FYI only... posting to community in case others run into the issue...
Every once in a while (month or two) we get reports from users that some layers in some services are missing. Our monitoring does not catch this condition since its very sporadic. Here is an example of the available layers in a service (normally):
The layers as they looked today during this condition:
Bottom line... Clearing the rest-cache in the admin API resolved our issue:
We have quite a few ArcGIS Server (AGS) deployments. A mix of web-tier and token based security... This problem has occurred on both (confirmed v10.3.0 using token and v10.3.1 using web-tier). All AGS deployments are Virtual Machines (VM's) running WIN Server 2008 R2 and configured with access from web-adaptors hosted in IIS. Not federated with portal (stand-alone).
We have our config-store/directories on a dedicated file server (running multi-machine sites)... and configure the arcgis server to use a DFS path (we have had to move it around a few times... and this makes it really easy for us to move it).
We normally publish web-services with the source data in a File Geodatabase (FGDB) residing on disk, mapped with a DFS path as well (but those are usually on a different file server).
User-store is configured to use "Windows Domain" and role-store is built-in.

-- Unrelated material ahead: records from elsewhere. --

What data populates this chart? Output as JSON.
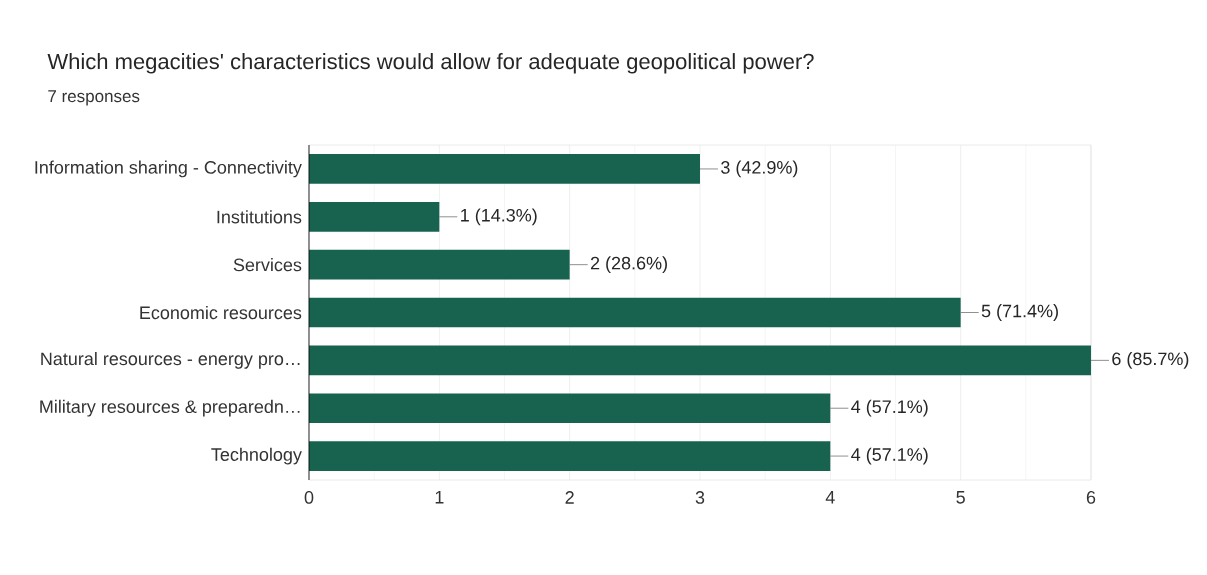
{
  "chart_data": {
    "type": "bar",
    "orientation": "horizontal",
    "title": "Which megacities' characteristics would allow for adequate geopolitical power?",
    "subtitle": "7 responses",
    "categories": [
      "Information sharing - Connectivity",
      "Institutions",
      "Services",
      "Economic resources",
      "Natural resources - energy pro…",
      "Military resources & preparedn…",
      "Technology"
    ],
    "values": [
      3,
      1,
      2,
      5,
      6,
      4,
      4
    ],
    "value_labels": [
      "3 (42.9%)",
      "1 (14.3%)",
      "2 (28.6%)",
      "5 (71.4%)",
      "6 (85.7%)",
      "4 (57.1%)",
      "4 (57.1%)"
    ],
    "color": "#17634f",
    "xlim": [
      0,
      6
    ],
    "xticks": [
      0,
      1,
      2,
      3,
      4,
      5,
      6
    ],
    "grid": "x"
  }
}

We are doing basic host based monitoring (every 60 seconds) using the IPSwitch Whats Up Gold (WUG) product based on standard PING, windows services (ArcGIS Server) and some HTTP Content monitors (for some high-use services and the root on the rest-endpoint over port 6443)
I really do not like relying on server/service reboots to solve our issues... Our servers are already rebooted too often (mostly for patches being applied) and I think that is what ultimately caused this issue. I would prefer to find the 'component' degraded and fix that individually without an aggressive reboot. The site impacted today has 2 back-end AGS hosts, both of which went offline for ~6 min around 3:30am:
The back-end file servers (both config-store/directories and FGDB hosting) were still online during this time period:
Before clearing the rest cache... I stopped both of the machines from the AGS manager (web-based). I watched all the ArcSOC.exe's go away and it left a handful of .exe's behind including 1 javaw.exe. Starting both machines back up brought back all ArcSOC.exe, but testing from multiple machines showed the missing layers still. I did not execute a windows service re-start, and suspect the issue would have been resolved that route (since all .exe's would have disappeared).
If this continues to be a problem we will most likely script a REST cache clear for all the ArcGIS Server deployments and schedule run in the early morning. This is a hard condition to identify since we have so many services hosted and IT does not know what layers are in what services (that is managed by the GIS users).